2. Specialist Agents
Each specialist agent handles one category. It receives the original message plus any context the triage agent extracted.
The key design principle: specialist agents should be stateless about routing. They don't know they were chosen by a triage agent. They just respond to the message with their specific expertise and tool set.
pre_sales_agent:
prompt: |
You are a pre-sales assistant for {{workspace.company}}.
Answer product questions using the context below.
Visitor: {{trigger.visitor.name}} at {{trigger.visitor.company}}
Plan: {{trigger.visitor.plan}}
Message: {{trigger.message}}
Conversation history: {{trigger.history}}
tools:
- fetch_workspace_context
- crm_lookup_contact
3. Response and Handoff
After the specialist responds, the workflow can:
- Send the response directly to the visitor
- Queue for HITL review if confidence was below a threshold
- Hand off to another agent if the conversation shifts topic
Handoff Patterns
Conversations don't always stay in one category. A pre-sales question can turn into a support issue mid-conversation. There are two approaches:
Re-triage on Every Message
Run the triage agent on each new message in the conversation. This is simple but can cause jarring agent switches mid-flow.
Sticky Routing with Override
Keep the conversation with the current agent unless the triage agent detects a clear category change with high confidence. This gives a more natural experience.

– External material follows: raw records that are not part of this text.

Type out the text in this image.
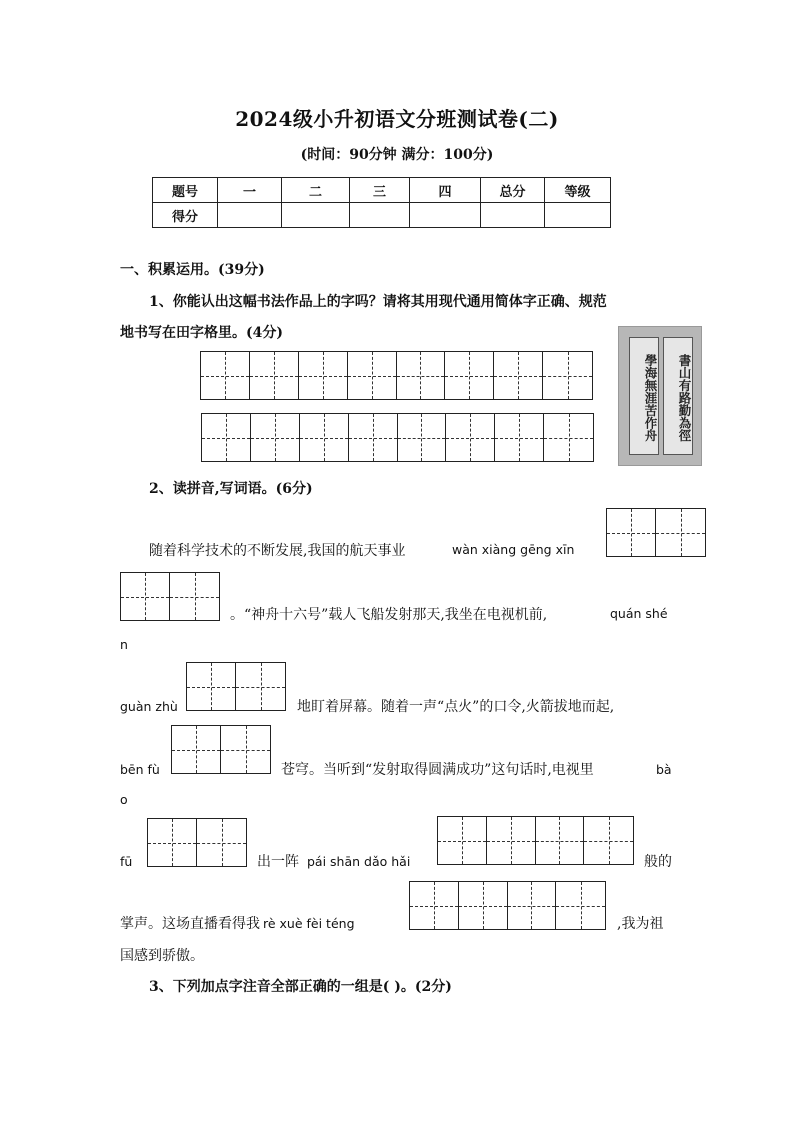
2024级小升初语文分班测试卷(二)
(时间：90分钟 满分：100分)
题号	一	二	三	四	总分	等级
得分						
一、积累运用。(39分)
1、你能认出这幅书法作品上的字吗？请将其用现代通用简体字正确、规范
地书写在田字格里。(4分)
學海無涯苦作舟	書山有路勤為徑
2、读拼音,写词语。(6分)
随着科学技术的不断发展,我国的航天事业	wàn xiàng gēng xīn
。“神舟十六号”载人飞船发射那天,我坐在电视机前,	quán shé
n
guàn zhù	地盯着屏幕。随着一声“点火”的口令,火箭拔地而起,
bēn fù	苍穹。当听到“发射取得圆满成功”这句话时,电视里	bà
o
fū	出一阵 pái shān dǎo hǎi	般的
掌声。这场直播看得我 rè xuè fèi téng	,我为祖
国感到骄傲。
3、下列加点字注音全部正确的一组是( )。(2分)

Key takeaway: Sticky routing with override works best for chat. Re-triage on every message works better for email, where each message is more self-contained.
Loop Guards
Without guardrails, agents can bounce conversations between each other indefinitely. A support agent might decide something is a billing issue, and the billing agent might decide it's a support issue.
Prevent this with:
- Hop counter — track how many times a conversation has been routed. After 2-3 hops, escalate to a human
- No-return rule — an agent can't route back to the agent that just routed to it
- Escalation timeout — if no agent resolves within N messages, escalate automatically
Routing Feedback
The triage agent's accuracy improves when you feed back results:
- Correction memory — when a human re-routes a misclassified message, store the original message + correct category as a correction
- Few-shot retrieval — before the triage agent classifies a new message, retrieve similar past corrections and include them in the prompt as examples
- Confidence calibration — track whether high-confidence classifications are actually correct, and adjust escalation thresholds accordingly
This creates a flywheel: more conversations lead to more corrections, which lead to better routing, which leads to fewer corrections needed.
Practical Considerations
Latency: Each routing hop adds latency. The triage agent should be fast (use a smaller model like Claude Haiku) while specialist agents can use more capable models.

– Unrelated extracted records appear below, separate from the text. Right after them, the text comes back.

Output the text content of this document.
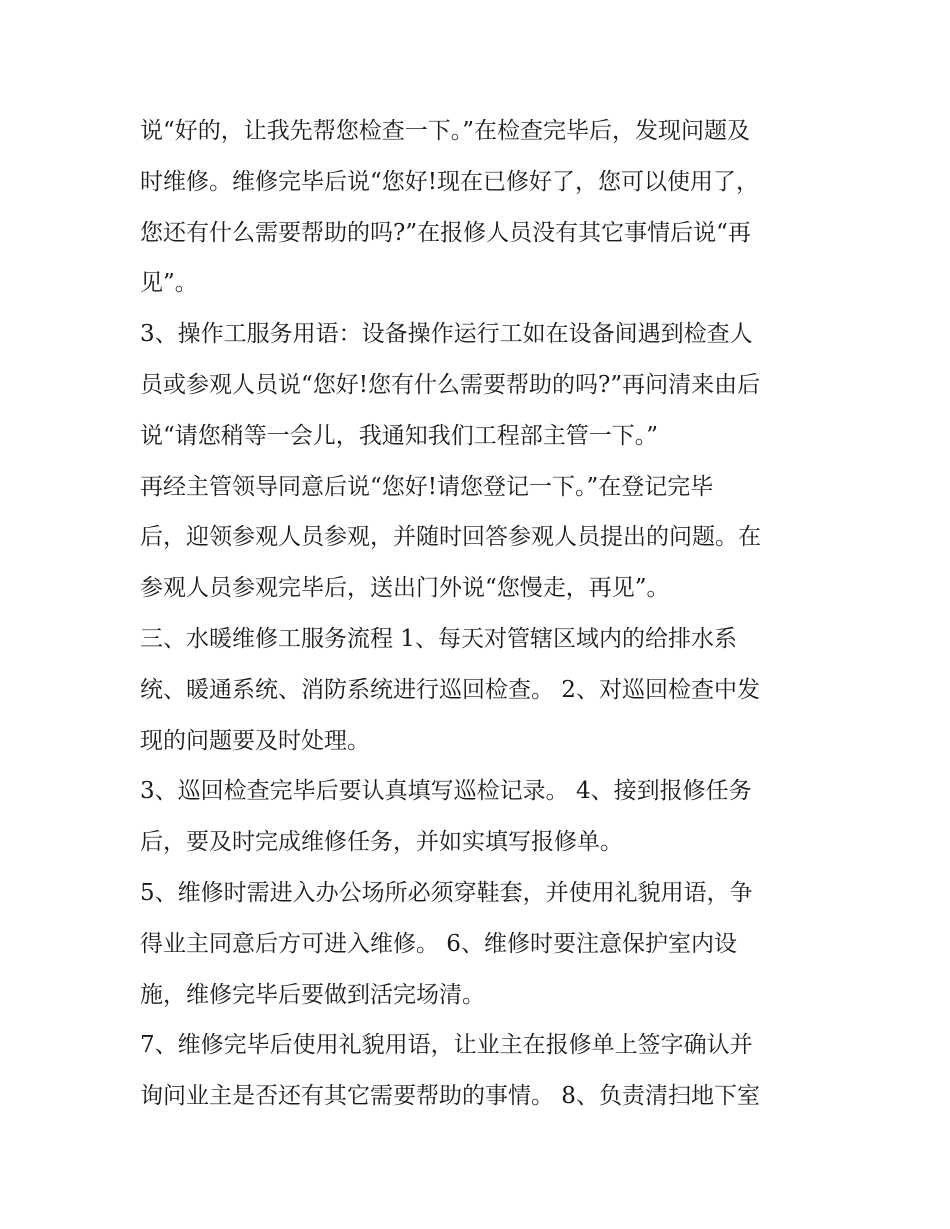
说“好的，让我先帮您检查一下。”在检查完毕后，发现问题及
时维修。维修完毕后说“您好!现在已修好了，您可以使用了，
您还有什么需要帮助的吗?”在报修人员没有其它事情后说“再
见”。
3、操作工服务用语：设备操作运行工如在设备间遇到检查人
员或参观人员说“您好!您有什么需要帮助的吗?”再问清来由后
说“请您稍等一会儿，我通知我们工程部主管一下。”
再经主管领导同意后说“您好!请您登记一下。”在登记完毕
后，迎领参观人员参观，并随时回答参观人员提出的问题。在
参观人员参观完毕后，送出门外说“您慢走，再见”。
三、水暖维修工服务流程 1、每天对管辖区域内的给排水系
统、暖通系统、消防系统进行巡回检查。 2、对巡回检查中发
现的问题要及时处理。
3、巡回检查完毕后要认真填写巡检记录。 4、接到报修任务
后，要及时完成维修任务，并如实填写报修单。
5、维修时需进入办公场所必须穿鞋套，并使用礼貌用语，争
得业主同意后方可进入维修。 6、维修时要注意保护室内设
施，维修完毕后要做到活完场清。
7、维修完毕后使用礼貌用语，让业主在报修单上签字确认并
询问业主是否还有其它需要帮助的事情。 8、负责清扫地下室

Context window: Pass conversation history to specialist agents so they don't ask questions the visitor already answered. But trim older messages to avoid hitting token limits.
Visibility: Log every routing decision with the triage agent's category, confidence, and reason. This makes it straightforward to debug when routing goes wrong.

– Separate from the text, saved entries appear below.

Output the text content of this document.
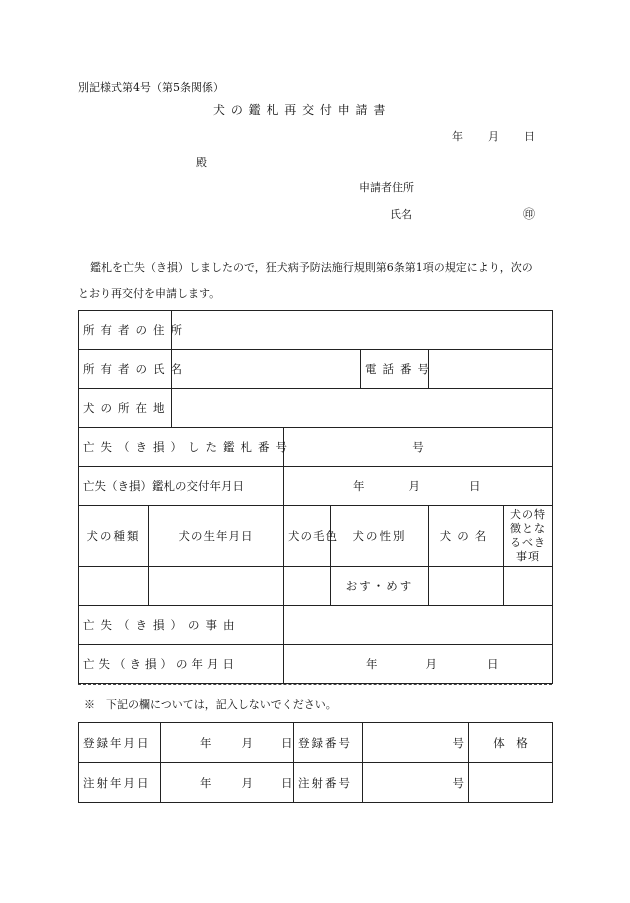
別記様式第4号（第5条関係）
犬 の 鑑 札 再 交 付 申 請 書
年 月 日
殿
申請者住所
氏名	㊞
鑑札を亡失（き損）しましたので，狂犬病予防法施行規則第6条第1項の規定により，次の
とおり再交付を申請します。
所有者の住所							
所有者の氏名					電話番号		
犬の所在地							
亡失（き損）した鑑札番号			号				
亡失（き損）鑑札の交付年月日			年 月 日				
犬の種類	犬の生年月日		犬の毛色	犬の性別		犬の名	犬の特徴となるべき事項
				おす・めす			
亡失（き損）の事由							
亡失（き損）の年月日			年 月 日				
※　下記の欄については，記入しないでください。
登録年月日	年 月 日	登録番号	号	体　格
注射年月日	年 月 日	注射番号	号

Try it: In Outrun, multi-agent routing is built into the chat agent templates. Deploy a Pre-Sales and Customer Success agent, and the auto-router handles triage automatically. Check the workflow run history to see how conversations were routed.
Summary
Multi-agent routing lets you scale AI chat without sacrificing quality. The triage agent keeps conversations moving to the right place, specialist agents stay focused on what they do best, and correction memory closes the feedback loop. Start with two or three specialists, review the routing decisions, and expand from there.